The problem for the supply chain is that this taints the entire channel. Suppliers and distributors have made attempts over the years to discourage OEMs from selling into the open market, but in the current environment they are losing leverage. During times of shortages, the threat of cutting off supply to an OEM selling in the open market had significant consequences. In times of ample supply, there is very little a supplier or distributor can do. And vendors differ on just how far they’ll push customers: big enough customers probably don’t get reprimanded by their suppliers all that much.
So the channel – and by this I mean suppliers and distributors of all types – are battling over solutions that don’t address the real problem. There will always be excess in the channel because customers can’t forecast. Independents fill a need by buying and selling excess. Some players in the open market are better than others. Marking parts may help separate the good parts from the bad, but only if everybody buys in to the technology. Strictly from the technology level, DNA marking has a lot of advantages and is being used in other markets. But the battle over DNA isn’t really about DNA. It’s over keeping the channel pure. And that won’t happen until customers buy into the solution, whatever it may be.
At the recent ECIA conference, Avnet’s Ed Smith shared one city’s solution to counterfeit goods sold on its streets. (See: Distribution: Some Policies No Longer Work.) It was impossible to stop the counterfeiters, so police arrested buyers of bogus products and seized the goods. They took counterfeits out of the supply chain. That’s the same end-game the supply chain aspires to. But until customers become part of the debate, suppliers and distributors are charged with fixing the problem. And as long as the channel remains divided over possible solutions, nobody wins.
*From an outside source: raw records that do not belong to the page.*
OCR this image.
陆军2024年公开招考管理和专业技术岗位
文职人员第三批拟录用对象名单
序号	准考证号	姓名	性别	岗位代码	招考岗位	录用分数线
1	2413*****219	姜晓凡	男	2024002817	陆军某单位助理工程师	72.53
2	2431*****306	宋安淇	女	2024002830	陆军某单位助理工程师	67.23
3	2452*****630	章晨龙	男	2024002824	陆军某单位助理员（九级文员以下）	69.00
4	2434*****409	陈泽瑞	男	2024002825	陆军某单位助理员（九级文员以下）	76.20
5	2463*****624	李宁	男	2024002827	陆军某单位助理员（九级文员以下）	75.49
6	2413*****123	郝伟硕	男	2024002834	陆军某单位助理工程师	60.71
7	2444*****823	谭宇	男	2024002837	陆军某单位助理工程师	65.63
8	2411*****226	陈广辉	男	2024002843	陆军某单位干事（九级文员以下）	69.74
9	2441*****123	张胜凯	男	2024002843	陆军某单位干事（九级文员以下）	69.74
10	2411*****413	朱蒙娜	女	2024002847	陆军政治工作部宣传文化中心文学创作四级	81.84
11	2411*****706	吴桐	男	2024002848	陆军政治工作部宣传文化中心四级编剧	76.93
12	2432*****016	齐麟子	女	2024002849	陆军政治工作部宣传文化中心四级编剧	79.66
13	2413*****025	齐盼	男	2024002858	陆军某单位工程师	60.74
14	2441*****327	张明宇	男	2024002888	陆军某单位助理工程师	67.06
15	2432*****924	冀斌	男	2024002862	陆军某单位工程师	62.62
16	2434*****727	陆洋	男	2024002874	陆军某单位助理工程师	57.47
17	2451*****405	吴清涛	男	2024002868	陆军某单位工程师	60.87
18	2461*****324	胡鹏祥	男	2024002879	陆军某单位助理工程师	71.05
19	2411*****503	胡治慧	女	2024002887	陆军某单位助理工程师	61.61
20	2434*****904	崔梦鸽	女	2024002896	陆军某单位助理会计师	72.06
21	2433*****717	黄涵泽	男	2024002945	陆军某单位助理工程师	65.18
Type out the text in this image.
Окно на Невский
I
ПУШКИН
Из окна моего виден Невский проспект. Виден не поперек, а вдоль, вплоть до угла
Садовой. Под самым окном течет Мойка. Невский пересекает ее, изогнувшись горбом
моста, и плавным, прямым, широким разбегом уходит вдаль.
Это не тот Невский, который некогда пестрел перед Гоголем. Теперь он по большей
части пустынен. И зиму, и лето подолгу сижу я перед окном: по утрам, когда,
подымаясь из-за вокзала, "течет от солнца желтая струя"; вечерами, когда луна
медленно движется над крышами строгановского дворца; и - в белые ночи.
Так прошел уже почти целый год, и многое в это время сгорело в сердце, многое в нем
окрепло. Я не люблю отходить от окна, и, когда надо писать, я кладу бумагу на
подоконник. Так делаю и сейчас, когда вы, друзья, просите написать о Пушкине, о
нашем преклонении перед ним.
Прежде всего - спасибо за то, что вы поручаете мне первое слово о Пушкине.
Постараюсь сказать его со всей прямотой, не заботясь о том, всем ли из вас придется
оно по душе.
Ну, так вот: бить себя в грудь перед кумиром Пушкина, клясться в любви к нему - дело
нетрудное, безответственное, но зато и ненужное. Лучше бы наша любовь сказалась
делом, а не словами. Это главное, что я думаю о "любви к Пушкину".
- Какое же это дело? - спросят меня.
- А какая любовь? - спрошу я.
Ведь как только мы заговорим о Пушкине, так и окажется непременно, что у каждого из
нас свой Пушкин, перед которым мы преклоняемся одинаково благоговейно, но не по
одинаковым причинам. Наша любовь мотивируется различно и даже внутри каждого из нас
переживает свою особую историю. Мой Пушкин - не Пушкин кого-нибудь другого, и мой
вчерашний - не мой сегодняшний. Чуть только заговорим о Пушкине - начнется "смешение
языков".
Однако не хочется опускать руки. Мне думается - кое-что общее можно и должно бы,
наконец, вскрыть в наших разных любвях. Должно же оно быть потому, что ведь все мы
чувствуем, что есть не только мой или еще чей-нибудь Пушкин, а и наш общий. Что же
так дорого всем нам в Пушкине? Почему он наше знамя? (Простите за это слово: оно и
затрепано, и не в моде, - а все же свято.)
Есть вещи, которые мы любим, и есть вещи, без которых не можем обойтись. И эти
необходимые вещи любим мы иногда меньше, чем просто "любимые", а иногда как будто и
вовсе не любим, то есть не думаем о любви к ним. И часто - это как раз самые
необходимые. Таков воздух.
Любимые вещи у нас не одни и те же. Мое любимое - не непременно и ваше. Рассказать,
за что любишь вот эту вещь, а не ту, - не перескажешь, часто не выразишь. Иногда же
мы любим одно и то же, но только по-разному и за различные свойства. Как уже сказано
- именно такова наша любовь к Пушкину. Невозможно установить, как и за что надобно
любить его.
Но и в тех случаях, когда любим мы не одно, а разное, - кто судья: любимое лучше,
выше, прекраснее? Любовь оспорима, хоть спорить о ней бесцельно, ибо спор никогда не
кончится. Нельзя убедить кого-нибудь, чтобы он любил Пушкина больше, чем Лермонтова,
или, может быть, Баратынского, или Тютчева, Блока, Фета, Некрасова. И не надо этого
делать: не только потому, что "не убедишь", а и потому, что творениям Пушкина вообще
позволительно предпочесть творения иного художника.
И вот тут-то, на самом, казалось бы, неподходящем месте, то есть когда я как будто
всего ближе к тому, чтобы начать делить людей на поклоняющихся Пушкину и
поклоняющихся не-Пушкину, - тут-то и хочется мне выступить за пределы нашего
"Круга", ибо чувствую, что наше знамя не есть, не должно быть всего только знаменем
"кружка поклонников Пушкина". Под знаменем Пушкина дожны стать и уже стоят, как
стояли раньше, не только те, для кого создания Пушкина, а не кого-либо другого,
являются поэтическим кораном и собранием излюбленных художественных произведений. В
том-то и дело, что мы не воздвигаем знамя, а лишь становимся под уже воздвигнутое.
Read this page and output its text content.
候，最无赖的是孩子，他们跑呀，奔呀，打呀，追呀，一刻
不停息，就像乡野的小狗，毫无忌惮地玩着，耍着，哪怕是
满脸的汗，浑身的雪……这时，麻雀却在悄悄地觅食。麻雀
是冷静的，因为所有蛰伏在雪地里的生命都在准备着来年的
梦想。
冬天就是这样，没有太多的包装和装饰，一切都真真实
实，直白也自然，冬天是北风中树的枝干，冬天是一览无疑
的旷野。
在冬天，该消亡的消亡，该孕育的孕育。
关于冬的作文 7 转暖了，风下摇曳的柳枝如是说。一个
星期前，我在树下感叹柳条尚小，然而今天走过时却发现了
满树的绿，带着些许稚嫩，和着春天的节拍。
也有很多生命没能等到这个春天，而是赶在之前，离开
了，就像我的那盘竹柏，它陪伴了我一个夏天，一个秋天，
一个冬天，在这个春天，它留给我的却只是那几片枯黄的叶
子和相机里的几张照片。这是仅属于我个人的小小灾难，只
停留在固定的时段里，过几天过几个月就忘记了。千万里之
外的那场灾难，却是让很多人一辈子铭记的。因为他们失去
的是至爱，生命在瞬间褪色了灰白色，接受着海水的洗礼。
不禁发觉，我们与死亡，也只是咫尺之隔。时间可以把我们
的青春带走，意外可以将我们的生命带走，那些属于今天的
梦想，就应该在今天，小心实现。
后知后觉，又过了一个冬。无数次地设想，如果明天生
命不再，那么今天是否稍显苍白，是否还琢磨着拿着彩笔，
Thanks Owen. I will check this out. Thanks for your input and for reading EPS.
You make a good point about the sale of excess back into the open market. However, if the parts were legitimate when sold into the supply chain, they will still be legitimate on the grey market. While we may prefer no sales into the grey market, the root of the problem is the unscrupulous activities of the counterfeiters themselves and the governments who do not act to shut them down. Until we have a more universal respect for intellectual property rights and global governmental enforcement of their protection, this will continue.
Thanks Kevin! I believe that many independents try to sell factory sealed components when possible and in theory those should be authentic. But you are correct that there are all kinds of methods to pass off bogus parts including repackaging. And it does seem the only way to get these products off the market is seizure at the point of import (or export) rather then after they are in the channel.